Resigned to torturing myself, I reclaimed the gap between me and Ally, curling my body around hers, wrapping my arms around her ribs, relishing the way she leaned into me, and inhaling her smell. Alvara arched her tight little ass back into my groin and my cock jerked as every drop of blood rushed to it.Goddamn. But then Alvara moaned, the sound breathless and throaty, even in sleep.
“August.” It was just a breath. But every single muscle in my body went rigid. Another slow, heady groan slipped between her lips and my blood began pounding. I fucking needed this woman more than the air in my frantic lungs, my cock so hard it was painful.
Fuuuck. In two swift motions, I was off the bed, and in another, I’d cleared the doorway.

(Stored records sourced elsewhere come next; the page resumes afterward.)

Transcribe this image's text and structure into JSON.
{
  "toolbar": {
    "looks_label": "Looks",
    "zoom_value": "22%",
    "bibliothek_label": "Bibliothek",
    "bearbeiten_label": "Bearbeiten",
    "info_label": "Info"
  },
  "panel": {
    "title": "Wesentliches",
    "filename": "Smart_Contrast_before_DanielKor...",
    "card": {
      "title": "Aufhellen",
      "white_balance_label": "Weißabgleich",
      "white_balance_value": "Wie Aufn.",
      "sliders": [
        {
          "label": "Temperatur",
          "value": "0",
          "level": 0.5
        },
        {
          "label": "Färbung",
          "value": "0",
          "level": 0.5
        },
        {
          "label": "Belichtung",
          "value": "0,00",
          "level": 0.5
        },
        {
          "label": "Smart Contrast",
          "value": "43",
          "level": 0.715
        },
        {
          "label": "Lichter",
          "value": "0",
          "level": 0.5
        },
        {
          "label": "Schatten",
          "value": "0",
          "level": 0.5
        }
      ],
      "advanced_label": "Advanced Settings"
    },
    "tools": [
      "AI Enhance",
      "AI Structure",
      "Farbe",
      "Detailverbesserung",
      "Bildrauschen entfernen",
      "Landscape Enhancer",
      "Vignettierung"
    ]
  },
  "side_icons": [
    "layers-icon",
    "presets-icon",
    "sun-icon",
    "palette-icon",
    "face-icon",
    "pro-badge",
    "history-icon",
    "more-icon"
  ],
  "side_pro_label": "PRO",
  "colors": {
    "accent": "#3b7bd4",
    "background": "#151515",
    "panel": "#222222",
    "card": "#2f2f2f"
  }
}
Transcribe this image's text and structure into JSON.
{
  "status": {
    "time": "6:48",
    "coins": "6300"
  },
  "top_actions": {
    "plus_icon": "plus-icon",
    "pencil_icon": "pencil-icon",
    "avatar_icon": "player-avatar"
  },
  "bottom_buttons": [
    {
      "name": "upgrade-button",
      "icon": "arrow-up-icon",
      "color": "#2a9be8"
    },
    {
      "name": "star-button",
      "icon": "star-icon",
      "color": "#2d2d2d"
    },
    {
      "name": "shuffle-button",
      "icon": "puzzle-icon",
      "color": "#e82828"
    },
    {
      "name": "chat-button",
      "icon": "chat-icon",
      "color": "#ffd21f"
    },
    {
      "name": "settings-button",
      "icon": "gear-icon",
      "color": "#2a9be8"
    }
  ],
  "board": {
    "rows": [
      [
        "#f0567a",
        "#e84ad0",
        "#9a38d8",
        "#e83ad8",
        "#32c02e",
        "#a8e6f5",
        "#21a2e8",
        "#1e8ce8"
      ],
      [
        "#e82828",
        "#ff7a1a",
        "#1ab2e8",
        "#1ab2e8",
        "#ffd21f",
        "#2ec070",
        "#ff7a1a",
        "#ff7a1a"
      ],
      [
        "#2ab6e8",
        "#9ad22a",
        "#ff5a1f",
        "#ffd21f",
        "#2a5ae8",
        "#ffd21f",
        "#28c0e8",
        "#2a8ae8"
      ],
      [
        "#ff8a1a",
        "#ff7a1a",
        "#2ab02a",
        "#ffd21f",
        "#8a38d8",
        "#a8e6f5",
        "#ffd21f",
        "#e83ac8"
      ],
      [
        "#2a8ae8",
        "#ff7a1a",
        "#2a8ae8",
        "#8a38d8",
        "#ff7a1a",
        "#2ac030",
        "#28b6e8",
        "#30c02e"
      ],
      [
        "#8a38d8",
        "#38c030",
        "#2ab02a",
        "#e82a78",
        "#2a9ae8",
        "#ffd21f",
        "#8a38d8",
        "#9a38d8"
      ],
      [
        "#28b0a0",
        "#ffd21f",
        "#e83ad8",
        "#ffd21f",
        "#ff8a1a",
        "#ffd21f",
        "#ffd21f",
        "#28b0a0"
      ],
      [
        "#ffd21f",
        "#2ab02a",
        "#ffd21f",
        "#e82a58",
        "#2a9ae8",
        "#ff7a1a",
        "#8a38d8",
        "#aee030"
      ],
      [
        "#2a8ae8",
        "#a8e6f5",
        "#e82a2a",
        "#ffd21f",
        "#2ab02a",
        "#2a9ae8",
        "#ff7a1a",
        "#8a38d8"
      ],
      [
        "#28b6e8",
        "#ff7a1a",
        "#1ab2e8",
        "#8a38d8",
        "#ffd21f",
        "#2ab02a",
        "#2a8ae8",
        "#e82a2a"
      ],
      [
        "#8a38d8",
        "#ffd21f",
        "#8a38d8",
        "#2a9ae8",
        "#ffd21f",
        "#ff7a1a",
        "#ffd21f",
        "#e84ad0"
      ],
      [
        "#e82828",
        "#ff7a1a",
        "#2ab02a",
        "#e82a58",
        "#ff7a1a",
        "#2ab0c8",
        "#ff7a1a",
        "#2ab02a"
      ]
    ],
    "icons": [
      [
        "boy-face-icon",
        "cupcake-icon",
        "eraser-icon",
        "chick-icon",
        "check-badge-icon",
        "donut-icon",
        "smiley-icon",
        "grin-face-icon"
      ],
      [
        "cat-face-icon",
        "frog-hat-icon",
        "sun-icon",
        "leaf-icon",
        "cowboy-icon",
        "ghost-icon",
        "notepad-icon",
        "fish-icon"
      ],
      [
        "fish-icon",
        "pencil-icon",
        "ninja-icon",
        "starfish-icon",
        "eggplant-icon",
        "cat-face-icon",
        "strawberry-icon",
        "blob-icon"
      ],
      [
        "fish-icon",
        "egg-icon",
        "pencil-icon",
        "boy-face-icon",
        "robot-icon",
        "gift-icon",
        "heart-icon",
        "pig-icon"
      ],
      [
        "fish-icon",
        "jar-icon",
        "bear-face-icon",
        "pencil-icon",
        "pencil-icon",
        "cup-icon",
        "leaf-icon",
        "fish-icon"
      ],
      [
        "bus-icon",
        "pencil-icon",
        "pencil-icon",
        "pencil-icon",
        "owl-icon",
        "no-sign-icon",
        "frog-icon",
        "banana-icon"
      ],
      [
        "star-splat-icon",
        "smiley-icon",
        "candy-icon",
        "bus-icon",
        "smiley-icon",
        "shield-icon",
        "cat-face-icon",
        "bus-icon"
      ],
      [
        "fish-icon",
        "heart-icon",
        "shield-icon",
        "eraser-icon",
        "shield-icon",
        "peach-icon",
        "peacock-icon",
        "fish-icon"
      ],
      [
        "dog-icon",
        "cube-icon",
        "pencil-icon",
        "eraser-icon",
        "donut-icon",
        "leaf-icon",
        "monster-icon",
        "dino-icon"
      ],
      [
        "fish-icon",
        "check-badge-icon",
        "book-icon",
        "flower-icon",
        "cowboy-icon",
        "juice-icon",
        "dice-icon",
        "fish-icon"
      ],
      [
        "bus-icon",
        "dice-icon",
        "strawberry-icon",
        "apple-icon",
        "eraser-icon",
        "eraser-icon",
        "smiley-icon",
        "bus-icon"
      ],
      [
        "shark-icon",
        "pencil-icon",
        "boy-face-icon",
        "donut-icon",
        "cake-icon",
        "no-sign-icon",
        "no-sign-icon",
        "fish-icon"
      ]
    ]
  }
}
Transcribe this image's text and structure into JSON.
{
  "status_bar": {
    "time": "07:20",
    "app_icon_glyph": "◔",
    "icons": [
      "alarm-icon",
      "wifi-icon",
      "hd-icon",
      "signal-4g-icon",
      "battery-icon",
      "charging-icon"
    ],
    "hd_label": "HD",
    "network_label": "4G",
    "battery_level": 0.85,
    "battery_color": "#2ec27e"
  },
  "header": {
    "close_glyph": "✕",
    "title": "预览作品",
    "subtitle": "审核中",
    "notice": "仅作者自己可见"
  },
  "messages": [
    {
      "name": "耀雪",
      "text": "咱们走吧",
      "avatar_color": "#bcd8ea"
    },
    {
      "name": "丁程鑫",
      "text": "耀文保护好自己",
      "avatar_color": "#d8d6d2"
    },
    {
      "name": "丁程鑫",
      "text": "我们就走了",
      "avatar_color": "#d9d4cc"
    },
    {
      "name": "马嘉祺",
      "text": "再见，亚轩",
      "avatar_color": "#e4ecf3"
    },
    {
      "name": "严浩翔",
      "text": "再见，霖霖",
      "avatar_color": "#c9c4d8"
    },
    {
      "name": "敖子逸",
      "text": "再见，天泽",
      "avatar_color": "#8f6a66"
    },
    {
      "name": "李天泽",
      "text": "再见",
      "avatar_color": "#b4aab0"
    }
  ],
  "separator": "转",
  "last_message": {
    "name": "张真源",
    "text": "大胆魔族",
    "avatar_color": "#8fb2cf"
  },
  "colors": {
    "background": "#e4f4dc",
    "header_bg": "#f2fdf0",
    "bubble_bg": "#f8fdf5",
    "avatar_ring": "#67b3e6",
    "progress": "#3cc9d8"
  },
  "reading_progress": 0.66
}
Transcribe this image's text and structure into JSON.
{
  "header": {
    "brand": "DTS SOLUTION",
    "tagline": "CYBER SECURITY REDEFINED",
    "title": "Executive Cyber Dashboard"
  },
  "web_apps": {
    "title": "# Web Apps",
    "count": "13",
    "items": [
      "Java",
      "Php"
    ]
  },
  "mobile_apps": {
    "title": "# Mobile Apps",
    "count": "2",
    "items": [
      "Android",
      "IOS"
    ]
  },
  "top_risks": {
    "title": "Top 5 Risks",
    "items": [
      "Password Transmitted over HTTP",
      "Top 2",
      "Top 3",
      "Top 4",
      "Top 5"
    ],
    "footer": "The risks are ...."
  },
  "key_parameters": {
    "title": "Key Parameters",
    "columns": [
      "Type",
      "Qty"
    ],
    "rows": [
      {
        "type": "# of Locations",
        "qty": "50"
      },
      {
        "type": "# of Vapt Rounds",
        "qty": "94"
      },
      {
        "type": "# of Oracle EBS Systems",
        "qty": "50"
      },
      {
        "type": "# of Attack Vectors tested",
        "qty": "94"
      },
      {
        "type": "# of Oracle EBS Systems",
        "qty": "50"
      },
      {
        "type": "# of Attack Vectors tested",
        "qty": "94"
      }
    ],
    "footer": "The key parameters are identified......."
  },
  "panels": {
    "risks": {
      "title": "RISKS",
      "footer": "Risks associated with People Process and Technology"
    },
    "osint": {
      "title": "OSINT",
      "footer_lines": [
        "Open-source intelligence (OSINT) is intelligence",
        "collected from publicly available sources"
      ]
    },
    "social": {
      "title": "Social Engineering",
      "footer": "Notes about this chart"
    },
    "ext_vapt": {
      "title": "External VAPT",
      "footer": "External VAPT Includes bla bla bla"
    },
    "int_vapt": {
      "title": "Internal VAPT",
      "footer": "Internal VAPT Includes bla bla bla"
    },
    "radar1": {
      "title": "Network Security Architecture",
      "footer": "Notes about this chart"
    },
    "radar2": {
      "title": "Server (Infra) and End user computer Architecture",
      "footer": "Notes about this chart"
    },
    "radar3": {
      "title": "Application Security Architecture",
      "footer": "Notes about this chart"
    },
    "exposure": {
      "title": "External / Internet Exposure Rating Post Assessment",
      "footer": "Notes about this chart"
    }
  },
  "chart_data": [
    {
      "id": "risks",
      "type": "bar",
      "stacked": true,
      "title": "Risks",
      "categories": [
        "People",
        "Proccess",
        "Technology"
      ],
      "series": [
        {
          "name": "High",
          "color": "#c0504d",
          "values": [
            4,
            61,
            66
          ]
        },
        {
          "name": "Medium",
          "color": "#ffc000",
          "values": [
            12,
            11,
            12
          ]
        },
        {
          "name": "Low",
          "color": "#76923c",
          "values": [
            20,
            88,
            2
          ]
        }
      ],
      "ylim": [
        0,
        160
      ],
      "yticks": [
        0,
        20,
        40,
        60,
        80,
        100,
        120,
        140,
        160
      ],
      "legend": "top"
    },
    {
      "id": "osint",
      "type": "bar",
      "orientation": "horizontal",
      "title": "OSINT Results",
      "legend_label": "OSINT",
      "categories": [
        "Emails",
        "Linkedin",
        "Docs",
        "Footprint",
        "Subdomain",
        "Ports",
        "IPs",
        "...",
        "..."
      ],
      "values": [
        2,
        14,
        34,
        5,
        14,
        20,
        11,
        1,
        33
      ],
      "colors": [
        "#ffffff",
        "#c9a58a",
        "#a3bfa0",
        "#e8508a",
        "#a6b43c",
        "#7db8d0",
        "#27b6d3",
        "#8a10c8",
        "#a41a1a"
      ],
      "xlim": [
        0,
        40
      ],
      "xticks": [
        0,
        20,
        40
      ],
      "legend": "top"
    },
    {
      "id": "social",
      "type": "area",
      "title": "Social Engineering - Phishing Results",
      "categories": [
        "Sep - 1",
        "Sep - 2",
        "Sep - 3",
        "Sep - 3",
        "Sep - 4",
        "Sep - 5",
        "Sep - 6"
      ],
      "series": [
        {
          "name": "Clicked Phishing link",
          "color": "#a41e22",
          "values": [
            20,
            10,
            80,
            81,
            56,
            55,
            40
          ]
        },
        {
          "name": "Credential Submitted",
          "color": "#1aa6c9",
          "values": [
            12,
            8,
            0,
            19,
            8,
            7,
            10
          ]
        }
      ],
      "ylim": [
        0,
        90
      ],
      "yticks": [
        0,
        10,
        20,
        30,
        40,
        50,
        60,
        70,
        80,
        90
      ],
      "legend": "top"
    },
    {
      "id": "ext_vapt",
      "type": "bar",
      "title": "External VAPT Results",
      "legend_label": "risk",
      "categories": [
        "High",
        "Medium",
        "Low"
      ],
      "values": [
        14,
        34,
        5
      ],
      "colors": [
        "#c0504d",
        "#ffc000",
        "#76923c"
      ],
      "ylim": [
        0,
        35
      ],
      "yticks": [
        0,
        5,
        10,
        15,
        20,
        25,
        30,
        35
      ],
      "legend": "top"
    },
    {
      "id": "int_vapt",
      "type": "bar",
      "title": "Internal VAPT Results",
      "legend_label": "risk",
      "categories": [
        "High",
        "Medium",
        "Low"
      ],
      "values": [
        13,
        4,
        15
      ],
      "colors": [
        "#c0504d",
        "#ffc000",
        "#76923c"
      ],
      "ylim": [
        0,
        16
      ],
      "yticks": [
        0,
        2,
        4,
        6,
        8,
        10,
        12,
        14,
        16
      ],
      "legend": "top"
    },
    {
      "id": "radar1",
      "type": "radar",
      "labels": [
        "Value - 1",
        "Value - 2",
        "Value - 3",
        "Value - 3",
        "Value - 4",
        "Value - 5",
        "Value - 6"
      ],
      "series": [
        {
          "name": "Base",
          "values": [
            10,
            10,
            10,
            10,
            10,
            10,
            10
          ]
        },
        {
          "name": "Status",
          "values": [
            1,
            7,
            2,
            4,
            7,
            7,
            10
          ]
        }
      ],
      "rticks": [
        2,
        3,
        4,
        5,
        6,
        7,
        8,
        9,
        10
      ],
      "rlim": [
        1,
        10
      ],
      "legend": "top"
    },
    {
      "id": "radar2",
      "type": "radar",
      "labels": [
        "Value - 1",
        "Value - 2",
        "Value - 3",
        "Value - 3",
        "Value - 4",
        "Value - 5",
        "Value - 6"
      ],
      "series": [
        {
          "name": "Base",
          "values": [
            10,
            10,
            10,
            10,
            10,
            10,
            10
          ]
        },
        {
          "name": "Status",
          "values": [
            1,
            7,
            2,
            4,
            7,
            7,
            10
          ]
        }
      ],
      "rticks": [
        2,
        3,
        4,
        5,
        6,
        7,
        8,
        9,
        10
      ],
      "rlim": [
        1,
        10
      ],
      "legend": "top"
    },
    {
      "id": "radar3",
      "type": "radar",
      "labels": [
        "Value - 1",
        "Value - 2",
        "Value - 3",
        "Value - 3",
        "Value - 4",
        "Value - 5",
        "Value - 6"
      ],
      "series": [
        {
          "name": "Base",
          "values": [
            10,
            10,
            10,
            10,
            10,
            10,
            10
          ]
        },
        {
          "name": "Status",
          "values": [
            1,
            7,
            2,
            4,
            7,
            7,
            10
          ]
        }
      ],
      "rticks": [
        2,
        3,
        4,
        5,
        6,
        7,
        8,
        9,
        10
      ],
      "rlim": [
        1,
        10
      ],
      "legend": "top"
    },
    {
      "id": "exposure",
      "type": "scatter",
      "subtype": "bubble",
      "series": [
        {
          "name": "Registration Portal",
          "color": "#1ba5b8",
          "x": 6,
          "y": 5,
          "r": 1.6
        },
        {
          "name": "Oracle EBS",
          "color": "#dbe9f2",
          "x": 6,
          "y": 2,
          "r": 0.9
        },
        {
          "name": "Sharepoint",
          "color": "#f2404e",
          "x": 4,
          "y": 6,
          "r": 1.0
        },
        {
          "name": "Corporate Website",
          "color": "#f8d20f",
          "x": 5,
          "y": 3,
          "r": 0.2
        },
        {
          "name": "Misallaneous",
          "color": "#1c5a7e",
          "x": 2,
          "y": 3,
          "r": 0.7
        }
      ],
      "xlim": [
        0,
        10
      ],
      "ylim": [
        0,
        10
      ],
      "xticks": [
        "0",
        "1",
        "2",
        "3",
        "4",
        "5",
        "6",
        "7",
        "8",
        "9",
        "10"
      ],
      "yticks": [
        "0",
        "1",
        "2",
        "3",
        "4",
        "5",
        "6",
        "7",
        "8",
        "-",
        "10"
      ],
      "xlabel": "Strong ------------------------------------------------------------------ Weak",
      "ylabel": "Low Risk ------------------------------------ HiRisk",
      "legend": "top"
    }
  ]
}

They’d left the Christmas decorations scattered throughout the temple after midnight mass. With glowing candles everywhere, flickering off each gold surface, the sacred space soothed my frayed nerves incrementally. Even the incense smelled familiar, like home, vaguely of pine and cinnamon. I’d attempted to dump my baggage here during service, but the weight of it had only grown heavier as the evening wore on.
I’d never been a religious man, never cared for the structure or the rules. But as my knees met the marble, breath still coming in ragged little pants, I turned my face up to the looming alter, and prayed. Something cool tingled through my veins, sending chills across my skin, like peace had washed me clean. I breathed it in—that peace, the rare moment of solitude.
The weight of this reality was suffocating, even as I tried to bleed it into the stone floor. “Please,” I mumbled, voice cracking. “Don’t take her from me. Not when we just found each other.” Voice rough, I swallowed thickly. “Tell me how to save us.”
Someone cleared their throat, and when I turned over my shoulder, I found Ansel watching me from the back pew, his elbows braced on his knees and eyes shadowed in the candlelight. A muscle in his jaw feathered, brow furrowed in understanding. He gave me a nod of acknowledgement and rose on a heel to leave the room.
It was long after four in the morning when I finally found sleep.
* * *
Her whisper tickled against my ear. “Merry Christmas, August Porter.”
Slowly, begrudgingly, my eyes opened. She was glowing, not just literally, as the sun streamed in behind her, illuminating her in a halo of light. But she was smiling radiantly, her entire body doing the same. The smell of baked goods and coffee caught me next. Seeing the observation in my mind, she turned behind her and summoned a plateful. Donuts and puffed pastry and hand pies, all as beautiful as the ritziest magazine.
I straightened up, stretching and yawning. She giggled softly, and bit into one of the donuts. “Morning sleepy head. No rest?” She inclined her head to the side. I shook my own. “Well, we have stimulants, and an ungodly amount of sugar. Hopefully it will make up for it.”